NiONPs-induced alteration in calcium signaling and mitochondrial function in pulmonary artery endothelial cells involves oxidative stress and TRPV4 channels disruption
Published in Nanotoxicology, 2022
Ophélie Germande, Magalie Baudrimont, Fabien Beaufils, Véronique Freund-Michel, Thomas Ducret, Jean-François Quignard, Marie-Hélène Errera, Sabrina Lacomme, Etienne Gontier, Stéphane Mornet, Megi Bejko, Bernard Muller, Roger Marthan, Christelle Guibert, Juliette Deweirdt, Isabelle Baudrimont
Other in vitro studies have demonstrated that NiONPs cause oxidative stress and calcium signaling alterations. Both are critical events involved in the physiopathology of cardiovascular diseases such as pulmonary hypertension (PH) (Guibert, Marthan, and Savineau 2007; Lai, Lu, and Wang 2015). Oxidative stress has been identified as the common mechanism of cellular damage after exposure to NPs (Deweirdt et al. 2020).
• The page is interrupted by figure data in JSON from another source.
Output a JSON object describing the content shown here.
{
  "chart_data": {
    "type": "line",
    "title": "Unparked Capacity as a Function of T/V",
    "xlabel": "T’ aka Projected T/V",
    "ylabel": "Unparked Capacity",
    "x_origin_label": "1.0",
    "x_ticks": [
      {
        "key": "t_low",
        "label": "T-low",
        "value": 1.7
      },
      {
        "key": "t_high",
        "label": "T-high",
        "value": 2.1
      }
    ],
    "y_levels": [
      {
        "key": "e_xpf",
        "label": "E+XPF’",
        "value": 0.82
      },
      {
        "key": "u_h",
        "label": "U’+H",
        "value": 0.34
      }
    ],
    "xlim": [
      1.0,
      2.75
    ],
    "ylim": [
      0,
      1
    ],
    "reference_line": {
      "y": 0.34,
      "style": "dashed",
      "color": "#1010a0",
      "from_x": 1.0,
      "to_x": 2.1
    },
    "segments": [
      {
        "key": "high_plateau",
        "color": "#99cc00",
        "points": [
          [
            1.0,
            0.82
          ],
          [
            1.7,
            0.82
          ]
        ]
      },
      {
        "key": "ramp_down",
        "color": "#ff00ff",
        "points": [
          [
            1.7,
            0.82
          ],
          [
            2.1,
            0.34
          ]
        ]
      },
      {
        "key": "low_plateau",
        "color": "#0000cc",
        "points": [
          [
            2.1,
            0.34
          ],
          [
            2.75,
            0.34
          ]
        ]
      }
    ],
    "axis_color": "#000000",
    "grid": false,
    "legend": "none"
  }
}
The number of reactive oxygen species (ROS) generated was higher than exposure to larger particles, likely due to NPs higher surface area (Sioutas, Delfino, and Singh 2005). As regards calcium signaling alterations, previous studies have shown that intrapulmonary arteries exposure to engineered NPs alters vascular reactivity (Courtois et al. 2010; Ying et al. 2013). Calcium homeostasis is controlled by calcium intracellular stores (i.e. endoplasmic reticulum and mitochondria), and calcium influx through membrane channels, such as stretch-activated channels (SAC) (Filippini, D’Amore, and D’Alessio 2019). Therefore, alterations of calcium intracellular stores and/or SAC activity may lead to increased cytoplasmic calcium concentrations. SAC include the mechanosensitive ion channels TRPV (Transient Receptor Potential Vanilloid). TRPV1 and TRPV4 expression are increased in vascular cells, and these channels play a role in pulmonary vessels remodeling, a major PH pathophysiological feature (Ducret et al. 2010; Parpaite et al. 2016). In addition, Goswami et al. have suggested that TRPV4 channels are a potential target for NiNPs and participate in cellular homeostasis alteration by regulating microtubules and actin (Goswami et al. 2010). Interestingly, it has been shown that a 4 h-exposure to NiONPs (1–10 µg/mL) increases intracellular calcium concentration in BEAS-2B pulmonary epithelial cells, through an interaction between NiONPs and calcium channels such as TRPV4 (DI Bucchianico et al. 2018).